Once again, New Yorkers are being treated to a public budget charade in Albany that will determine spending levels for Medicaid for the coming year. Elected officials refer to this as a health care policy discussion, which it is not. It is a money grab by a series of powerful industry players.
The crucial health policy issue which is never addressed is that only a fraction of Medicaid dollars goes directly to primary and preventive medical care where it is most needed.
The games began in January, with Gov. Hochul’s presentation of a $233 billion budget plan in which Medicaid is second only to education as the largest expense item. The governor’s modest proposal to constrain growth in Medicaid spending, was met with a multi-million-dollar advertising blitz by the hospital establishment and (most importantly and powerfully) the labor unions that represent the workforce of the state’s largest employment sector.
In March, the state Senate and Assembly released their counter budget proposals, both of which disdain any effort to rein in costs or introduce commonsense efficiencies into the Medicaid program. Instead, they propose multi-billion-dollar spending increases and suggest paying for them with a new tax that will be passed along to health care consumers and employers. Note that New York’s taxes on health insurers are already among the highest in the nation.

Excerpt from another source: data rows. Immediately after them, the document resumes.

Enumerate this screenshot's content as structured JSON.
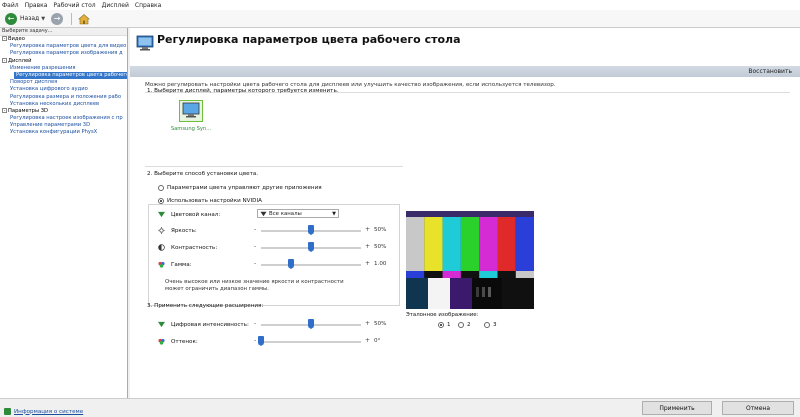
{
  "menu": [
    "Файл",
    "Правка",
    "Рабочий стол",
    "Дисплей",
    "Справка"
  ],
  "toolbar": {
    "back_label": "Назад"
  },
  "left_panel": {
    "title": "Выберите задачу...",
    "categories": [
      {
        "label": "Видео",
        "items": [
          "Регулировка параметров цвета для видео",
          "Регулировка параметров изображения д"
        ]
      },
      {
        "label": "Дисплей",
        "items": [
          "Изменение разрешения",
          "Регулировка параметров цвета рабочего",
          "Поворот дисплея",
          "Установка цифрового аудио",
          "Регулировка размера и положения рабо",
          "Установка нескольких дисплеев"
        ]
      },
      {
        "label": "Параметры 3D",
        "items": [
          "Регулировка настроек изображения с пр",
          "Управление параметрами 3D",
          "Установка конфигурации PhysX"
        ]
      }
    ]
  },
  "header": {
    "title": "Регулировка параметров цвета рабочего стола",
    "restore": "Восстановить",
    "description": "Можно регулировать настройки цвета рабочего стола для дисплеев или улучшить качество изображения, если используется телевизор."
  },
  "step1": {
    "label": "1. Выберите дисплей, параметры которого требуется изменить.",
    "display_name": "Samsung Syn..."
  },
  "step2": {
    "label": "2. Выберите способ установки цвета.",
    "option_other": "Параметрами цвета управляют другие приложения",
    "option_nvidia": "Использовать настройки NVIDIA",
    "channel_label": "Цветовой канал:",
    "channel_value": "Все каналы",
    "brightness": {
      "label": "Яркость:",
      "value": "50%",
      "level": 0.5
    },
    "contrast": {
      "label": "Контрастность:",
      "value": "50%",
      "level": 0.5
    },
    "gamma": {
      "label": "Гамма:",
      "value": "1.00",
      "level": 0.3
    },
    "note_line1": "Очень высокое или низкое значение яркости и контрастности",
    "note_line2": "может ограничить диапазон гаммы."
  },
  "step3": {
    "label": "3. Применить следующие расширения:",
    "intensity": {
      "label": "Цифровая интенсивность:",
      "value": "50%",
      "level": 0.5
    },
    "hue": {
      "label": "Оттенок:",
      "value": "0°",
      "level": 0.0
    }
  },
  "reference": {
    "label": "Эталонное изображение:",
    "options": [
      "1",
      "2",
      "3"
    ],
    "selected": "1"
  },
  "footer": {
    "system_info": "Информация о системе",
    "apply": "Применить",
    "cancel": "Отмена"
  },
  "colors": {
    "accent": "#3476c9",
    "nvidia_green": "#2e8b3c",
    "slider": "#2f6fc9"
  }
}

This debate might be worth taking seriously, as opposed to just an example of political muscle aimed at our pocketbooks, except for a few crucial facts.
First, New York State’s Medicaid program is currently $108 billion and spends more per capita than any other state. Yet our patient outcomes are no better than many states spending far less. The federal government pays 59% of this cost, with $35 billion paid by the state and $9 billion by localities. Medicaid spending will account for 27% of state operating funds in the next year, without the increases recommended by the Legislature.

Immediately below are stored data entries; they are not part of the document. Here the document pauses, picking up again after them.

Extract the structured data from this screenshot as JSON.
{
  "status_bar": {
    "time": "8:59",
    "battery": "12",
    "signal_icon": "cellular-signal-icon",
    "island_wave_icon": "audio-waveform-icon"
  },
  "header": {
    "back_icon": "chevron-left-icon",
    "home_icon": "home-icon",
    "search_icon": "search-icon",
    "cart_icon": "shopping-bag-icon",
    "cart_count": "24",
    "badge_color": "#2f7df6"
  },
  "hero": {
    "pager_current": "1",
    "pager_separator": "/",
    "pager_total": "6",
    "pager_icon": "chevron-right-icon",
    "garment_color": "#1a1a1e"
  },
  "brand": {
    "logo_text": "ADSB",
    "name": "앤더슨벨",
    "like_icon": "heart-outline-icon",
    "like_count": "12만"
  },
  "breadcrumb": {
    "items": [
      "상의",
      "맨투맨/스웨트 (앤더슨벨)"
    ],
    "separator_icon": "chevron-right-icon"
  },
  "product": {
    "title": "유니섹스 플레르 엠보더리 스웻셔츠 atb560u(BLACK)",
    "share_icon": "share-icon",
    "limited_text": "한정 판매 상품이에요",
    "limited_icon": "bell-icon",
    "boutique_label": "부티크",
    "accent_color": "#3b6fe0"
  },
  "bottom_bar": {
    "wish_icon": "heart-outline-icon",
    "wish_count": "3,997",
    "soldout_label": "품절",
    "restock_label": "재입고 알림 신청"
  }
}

Second, since 2022, state spending on Medicaid has increased 39%. Nearly 7.6 million New Yorkers, or 39% of the state population, are currently covered by Medicaid. Enrollment has increased by 1.6 million since March 2020.
Third, the pattern of expenditures is distorted with too little spent on primary and preventive care. The bulk of Medicaid dollars go to hospitals, including about $3 billion annually to keep failing institutions alive, and to home care which has become one of the state’s largest Medicaid expenses. New York’s per capita Medicaid spending on home care is more than double the national average.
Home care now accounts for about $16 billion in spending, more than half of which goes to a personal care program that allows Medicaid beneficiaries to hire friends or family as home health aides. Thanks to generous provisions of state law that allow households to place their homes and other assets in trusts for their children so they can qualify for Medicaid, New York accounts for about 44% of all personal home care spending in the entire country.
There should be a serious debate on how we spend our increasingly large Medicaid budget, but that debate has not and does not appear to be taking place. What we have instead is an extraordinarily expensive TV campaign aimed at forcing the Legislature to increase spending by 30% in the name of essential health care!
A serious debate would require a willingness of the health care network, trade associations, unions, and trial lawyers to change their focus from protecting their own interests and revenue streams and to advocate instead for the needs of customers.
It also requires building new delivery systems focused on preventive and primary care, integration of behavioral and medical care, and extending access and availability of health care into underserved areas both in poorer city districts and rural upstate communities. New models are also needed for training the workforce, and utilization of modern technology.
It would also allow us to focus on improving in-patient hospital care as opposed to politically driven efforts to preserve woefully incompetent institutions to protect jobs and the illusion of adequate service to low-income communities.
The debate in Albany is not a health care debate. It is a political exercise versus the governor’s effort at reform and improvement and trying to move the health care system to care for truly needy households as opposed to more wasteful spending by those who are gaming the system.
Berger was chairman of the state Commission on Health Care Facilities in the 21st Century, a member of the state Medicaid Redesign Task Force, and former chair of the state Department of Social Services.